你与目标检测高手之差一个YOLOV5模型。YOLOV5可以说是现目前几乎将所有目标检测tricks运用于一身的模型了。在它身上能找到很多目前主流的数据增强、模型训练、模型后处理的方法，下面我们就简单总结一下yolov5所使用到的方法：

yolov5增加的功能：

yolov5训练和预测的tricks：

二、YOLOV5部署多路摄像头的web应用

1.多路摄像头读取

在此篇博客中，采用了yolov5源码的datasets.py代码中的LoadStreams类进行多路摄像头视频流的读取。因为，我们只会用到datasets.py中视频流读取的部分代码，所以，将其提取出来，新建一个camera.py文件，下面则是camera.py文件的代码部分：

# coding:utf-8
import os
import cv2
import glob
import time
import numpy as np
from pathlib import Path
from utils.datasets import letterbox
from threading import Thread
from utils.general import clean_str

img_formats = ['bmp', 'jpg', 'jpeg', 'png', 'tif', 'tiff', 'dng', 'webp']  # acceptable image suffixes
vid_formats = ['mov', 'avi', 'mp4', 'mpg', 'mpeg', 'm4v', 'wmv', 'mkv']  # acceptable video suffixes

class LoadImages:  # for inference
    def __init__(self, path, img_size=640, stride=32):
        p = str(Path(path).absolute())  # os-agnostic absolute path
        if '*' in p:
            files = sorted(glob.glob(p, recursive=True))  # glob
        elif os.path.isdir(p):
            files = sorted(glob.glob(os.path.join(p, '*.*')))  # dir
        elif os.path.isfile(p):
            files = [p]  # files
        else:
            raise Exception(f'ERROR: {p} does not exist')

        images = [x for x in files if x.split('.')[-1].lower() in img_formats]
        videos = [x for x in files if x.split('.')[-1].lower() in vid_formats]
        ni, nv = len(images), len(videos)

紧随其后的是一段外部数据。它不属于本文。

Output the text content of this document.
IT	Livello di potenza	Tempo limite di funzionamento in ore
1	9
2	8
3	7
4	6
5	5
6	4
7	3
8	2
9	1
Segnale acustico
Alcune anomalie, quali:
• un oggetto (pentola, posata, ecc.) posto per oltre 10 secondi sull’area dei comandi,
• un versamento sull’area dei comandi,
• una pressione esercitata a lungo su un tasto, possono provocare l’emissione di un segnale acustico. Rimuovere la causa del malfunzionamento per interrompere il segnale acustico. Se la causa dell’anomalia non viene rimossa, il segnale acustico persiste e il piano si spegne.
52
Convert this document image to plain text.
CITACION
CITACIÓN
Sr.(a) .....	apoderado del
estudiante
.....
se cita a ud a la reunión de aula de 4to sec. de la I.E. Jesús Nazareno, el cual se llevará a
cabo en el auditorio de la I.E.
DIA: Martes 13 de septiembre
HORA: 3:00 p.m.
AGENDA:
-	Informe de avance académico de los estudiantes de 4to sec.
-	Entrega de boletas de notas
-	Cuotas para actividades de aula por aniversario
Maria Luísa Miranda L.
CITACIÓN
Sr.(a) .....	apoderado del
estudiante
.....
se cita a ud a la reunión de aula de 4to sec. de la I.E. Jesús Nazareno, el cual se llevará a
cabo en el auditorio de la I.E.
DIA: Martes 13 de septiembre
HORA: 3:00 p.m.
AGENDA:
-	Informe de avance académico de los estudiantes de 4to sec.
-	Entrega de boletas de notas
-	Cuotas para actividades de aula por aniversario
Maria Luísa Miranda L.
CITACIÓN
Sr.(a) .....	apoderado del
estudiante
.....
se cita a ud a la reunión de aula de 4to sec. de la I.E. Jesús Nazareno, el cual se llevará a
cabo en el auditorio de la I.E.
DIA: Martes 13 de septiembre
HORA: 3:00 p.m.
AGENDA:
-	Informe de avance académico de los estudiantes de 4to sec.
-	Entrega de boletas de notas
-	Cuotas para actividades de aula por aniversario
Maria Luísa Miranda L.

        self.img_size = img_size
        self.stride = stride
        self.files = images + videos
        self.nf = ni + nv  # number of files
        self.video_flag = [False] * ni + [True] * nv
        self.mode = 'image'
        if any(videos):
            self.new_video(videos[0])  # new video
        else:
            self.cap = None
        assert self.nf > 0, f'No images or videos found in {p}. ' \
                            f'Supported formats are:\nimages: {img_formats}\nvideos: {vid_formats}'

    def __iter__(self):
        self.count = 0
        return self

    def __next__(self):
        if self.count == self.nf:
            raise StopIteration
        path = self.files[self.count]

        if self.video_flag[self.count]:
            # Read video
            self.mode = 'video'
            ret_val, img0 = self.cap.read()
            if not ret_val:
                self.count += 1
                self.cap.release()
                if self.count == self.nf:  # last video
                    raise StopIteration
                else:
                    path = self.files[self.count]
                    self.new_video(path)
                    ret_val, img0 = self.cap.read()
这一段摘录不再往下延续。